It's known that when $a$ and $b$ are comprime $\mathbb{Z}[i]/(a+bi) \cong \mathbb{Z}_{a^2+b^2}$, and $\mathbb{Z}[\omega]/(a+b\omega) \cong \mathbb{Z}_{a^2+b^2-ab}$, where $\omega$ is a primitive cube root of unity.
Is it true for rings $\mathbb{Z}[u]$ where we can define a norm $N$ that $\mathbb{Z}[u]/(a+bu) \cong \mathbb{Z}_{N(a+bu)}$?

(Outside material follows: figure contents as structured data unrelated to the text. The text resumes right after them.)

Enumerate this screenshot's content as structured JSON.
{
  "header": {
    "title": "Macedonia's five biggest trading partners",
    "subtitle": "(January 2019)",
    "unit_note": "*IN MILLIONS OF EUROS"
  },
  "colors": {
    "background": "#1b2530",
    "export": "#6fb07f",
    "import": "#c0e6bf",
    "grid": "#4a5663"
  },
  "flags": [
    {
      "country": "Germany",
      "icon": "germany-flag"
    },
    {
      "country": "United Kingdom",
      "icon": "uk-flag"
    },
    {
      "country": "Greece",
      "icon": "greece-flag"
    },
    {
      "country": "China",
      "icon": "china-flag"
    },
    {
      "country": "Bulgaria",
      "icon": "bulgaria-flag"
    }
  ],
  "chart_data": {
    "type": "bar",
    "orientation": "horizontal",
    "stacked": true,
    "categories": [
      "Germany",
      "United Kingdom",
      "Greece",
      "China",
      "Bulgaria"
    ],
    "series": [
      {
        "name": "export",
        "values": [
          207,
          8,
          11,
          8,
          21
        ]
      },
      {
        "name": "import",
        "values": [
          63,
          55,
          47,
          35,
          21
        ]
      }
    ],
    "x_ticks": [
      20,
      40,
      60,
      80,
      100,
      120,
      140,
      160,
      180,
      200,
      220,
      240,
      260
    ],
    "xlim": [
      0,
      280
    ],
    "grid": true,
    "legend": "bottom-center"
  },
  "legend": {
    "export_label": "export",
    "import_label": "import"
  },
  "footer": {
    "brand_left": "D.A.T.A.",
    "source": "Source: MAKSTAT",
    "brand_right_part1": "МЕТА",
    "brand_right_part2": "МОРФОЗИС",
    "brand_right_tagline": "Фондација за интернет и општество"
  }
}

If $u$ is an algebraic integer and $a,b\in \Bbb{Z},\gcd(a,b)=1$ then yes.
$a+bu$'s minimal polynomial is $f=\sum_{n=0}^d c_n x^n\in \Bbb{Z}[x]_{monic}$
$$(-1)^d N(a+bu) =f(0)=-\sum_{n=1}^d c_n (a+bu)^n\in (a+bu)$$
From the $\det$ definition of the norm we have $N(a+bu) = h(a,b)$ for some polynomial $h\in \Bbb{Z}[y,z]$ so that $$N(a+bu) \equiv N(a)\equiv a^n \bmod b$$ $$\implies \gcd(b,N(a+ub))=1,\quad \exists c, bc\equiv 1\bmod N(a+ub)$$
And hence $$\Bbb{Z}[u]/(a+bu)=\Bbb{Z}[u]/(a+bu,N(a+bu))=\Bbb{Z}[u]/(ca+u,N(a+bu))\cong \Bbb{Z}/(N(a+bu))$$ (isomorphism as rings)